A promise: If it should turn out that the spontaneous author uptake rate for the "
hybrid gold open access" option (i.e., journals that give authors a choice between either
conventional subscription-based publication or
paying to make their own article open access) significantly exceeds the spontaneous author uptake rate for "
green open access"
self-archiving (currently only about
15%, averaged across all fields, even though
94% of journals have given authors their green light for immediate OA self-archiving), then this weary archivangelist will retire to his tent, in defeat and dismay, at having wasted a
decade and a
half on trying to maximize the impact of human rationality, only to discover
that the sole thing that had been missing all along -- as Thomas Walker had suggested in
1998, in the proposal that launched the
American Scientist Open Access Forum -- was the option to
purchase the extra visibility at a price!
My own guess, though, is that researchers are no more likely to do, spontaneously, for a fee, what they
would not do, spontaneously, for free, for well over a decade now, despite its
substantial benefits to themselves and their research.
As
95% of researchers sampled predicted, repeatedly, when surveyed by Alma Swan (
2006) of
Key Perspectives and others; and as researchers confirmed by their actual behaviour when submission rates for IRs with and without self-archiving mandates were compared (Sale
2006):
Most researchers will not bother to self-archive until and unless they are required to do so by their institutions and/or funders: Not for free, and even less likely for a fee!
Growth rates for self-archived articles (red) relative to annual article output (green) for three different IRs (with Library Help = +L; with Mandate = +M): (1) -L -M (2) +L -M (3) +L +M
(Data and graphs from A. Sale; all figures accompanying this posting are from Key Perspectives)
Hence it is
Immediate-Deposit & Optional-Access Self-Archiving Mandates (
ID/OA)
by researchers' institutions and funders that will propel self-archiving rates from their current spontaneous 15% rut into
unstoppable growth toward 100% -- given that Rationality and Rational Self-Interest alone did not prove to be enough to inspire researchers to self-archive, but they did prove to be enough to inspire their
institutions and funders to extend their existing "
publish-or-perish" mandates to "
publish-and-self-archive"; and given that few will choose to pay for what they could have for free but couldn't be bothered to provide till mandated to do so...
The outcome would be 100% OA either way, of course, but there would be some consolation if it turned out to be mandated Rationality, rather than muddled Irrationality that prevailed!
(Only
IF AND WHEN the urgent question should ever become (1) how to pay publication costs (subscriptions having been cancelled) rather than (2) how to end access-denial and
impact-loss (as now),
THEN the
windfall savings from the subscription cancellations will be the rational source out of which to pay the publication costs.
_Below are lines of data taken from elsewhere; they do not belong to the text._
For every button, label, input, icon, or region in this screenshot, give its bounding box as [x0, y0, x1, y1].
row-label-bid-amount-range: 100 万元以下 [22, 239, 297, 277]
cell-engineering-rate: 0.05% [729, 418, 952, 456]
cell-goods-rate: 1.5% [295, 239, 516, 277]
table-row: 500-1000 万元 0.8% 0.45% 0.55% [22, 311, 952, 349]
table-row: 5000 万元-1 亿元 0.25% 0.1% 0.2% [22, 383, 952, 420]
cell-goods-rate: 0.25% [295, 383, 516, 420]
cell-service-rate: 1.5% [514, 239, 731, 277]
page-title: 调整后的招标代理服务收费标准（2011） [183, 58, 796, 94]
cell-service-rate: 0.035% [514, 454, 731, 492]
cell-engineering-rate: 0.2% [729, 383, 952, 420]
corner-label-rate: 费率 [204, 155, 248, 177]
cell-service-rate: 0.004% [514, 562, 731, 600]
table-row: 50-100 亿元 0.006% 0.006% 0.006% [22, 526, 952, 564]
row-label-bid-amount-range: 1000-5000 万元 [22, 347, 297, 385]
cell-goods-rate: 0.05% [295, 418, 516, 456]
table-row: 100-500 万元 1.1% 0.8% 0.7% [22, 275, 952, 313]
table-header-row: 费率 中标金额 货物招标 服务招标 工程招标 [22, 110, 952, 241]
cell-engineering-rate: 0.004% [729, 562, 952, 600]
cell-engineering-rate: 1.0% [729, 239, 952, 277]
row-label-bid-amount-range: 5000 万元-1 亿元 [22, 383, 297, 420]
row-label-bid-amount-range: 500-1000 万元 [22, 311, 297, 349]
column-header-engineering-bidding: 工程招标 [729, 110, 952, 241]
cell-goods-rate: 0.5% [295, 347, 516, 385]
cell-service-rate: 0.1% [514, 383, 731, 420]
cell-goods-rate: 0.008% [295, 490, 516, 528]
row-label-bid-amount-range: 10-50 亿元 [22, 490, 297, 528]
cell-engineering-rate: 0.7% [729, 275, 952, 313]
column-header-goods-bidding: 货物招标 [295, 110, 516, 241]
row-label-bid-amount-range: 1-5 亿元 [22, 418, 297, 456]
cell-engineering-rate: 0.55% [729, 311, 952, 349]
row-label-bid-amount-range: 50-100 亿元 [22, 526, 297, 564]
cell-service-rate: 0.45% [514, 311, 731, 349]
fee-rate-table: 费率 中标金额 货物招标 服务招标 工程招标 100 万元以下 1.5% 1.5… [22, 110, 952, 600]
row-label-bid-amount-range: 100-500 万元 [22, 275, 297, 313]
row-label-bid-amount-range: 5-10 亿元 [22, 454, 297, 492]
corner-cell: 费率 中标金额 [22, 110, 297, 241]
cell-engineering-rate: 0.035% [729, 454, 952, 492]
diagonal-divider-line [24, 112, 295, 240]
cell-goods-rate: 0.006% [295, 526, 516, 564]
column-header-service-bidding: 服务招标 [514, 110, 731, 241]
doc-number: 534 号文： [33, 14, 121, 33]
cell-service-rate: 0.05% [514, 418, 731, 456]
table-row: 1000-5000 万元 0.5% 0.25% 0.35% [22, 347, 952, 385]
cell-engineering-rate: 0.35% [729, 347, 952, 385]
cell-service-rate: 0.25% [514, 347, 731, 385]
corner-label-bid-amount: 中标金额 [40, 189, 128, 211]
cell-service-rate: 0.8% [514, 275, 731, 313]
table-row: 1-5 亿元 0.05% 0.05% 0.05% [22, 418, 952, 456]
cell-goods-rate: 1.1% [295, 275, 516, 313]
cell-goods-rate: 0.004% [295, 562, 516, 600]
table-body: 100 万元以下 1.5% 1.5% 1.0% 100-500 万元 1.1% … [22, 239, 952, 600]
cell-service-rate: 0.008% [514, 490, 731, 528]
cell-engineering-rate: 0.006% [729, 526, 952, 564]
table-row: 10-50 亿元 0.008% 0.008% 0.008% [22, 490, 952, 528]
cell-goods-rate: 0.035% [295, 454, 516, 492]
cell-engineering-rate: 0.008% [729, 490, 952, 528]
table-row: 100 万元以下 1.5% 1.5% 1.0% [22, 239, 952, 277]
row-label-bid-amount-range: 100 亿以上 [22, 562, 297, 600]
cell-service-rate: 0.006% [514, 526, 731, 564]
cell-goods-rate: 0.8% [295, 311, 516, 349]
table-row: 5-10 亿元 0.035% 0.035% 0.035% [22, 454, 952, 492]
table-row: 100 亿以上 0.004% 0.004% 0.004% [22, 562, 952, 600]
To pay for OA now, in advance, when all the money is all still tied up in subscriptions, when all costs are still being covered, and when catastrophic cancellations are only a hypothetical possibility -- well, you find your own preferred i-word for describing it...)
Stevan Harnad
American Scientist Open Access Forum
References
Hajjem, C., Harnad, S. and Gingras, Y. (2005)
Ten-Year Cross-Disciplinary Comparison of the Growth of Open Access and How it Increases Research Citation Impact.
IEEE Data Engineering Bulletin 28(4) pp. 39-47.
Sale, Arthur (2006a)
Researchers and institutional repositories, in Jacobs, Neil, Eds.
Open Access: Key Strategic, Technical and Economic Aspects, chapter 9, pages 87-100. Chandos Publishing (Oxford) Limited.
Swan, A. (2006)
The culture of Open Access: researchers' views and responses, in Jacobs, N., Eds.
Open Access: Key Strategic, Technical and Economic Aspects, chapter 7. Chandos.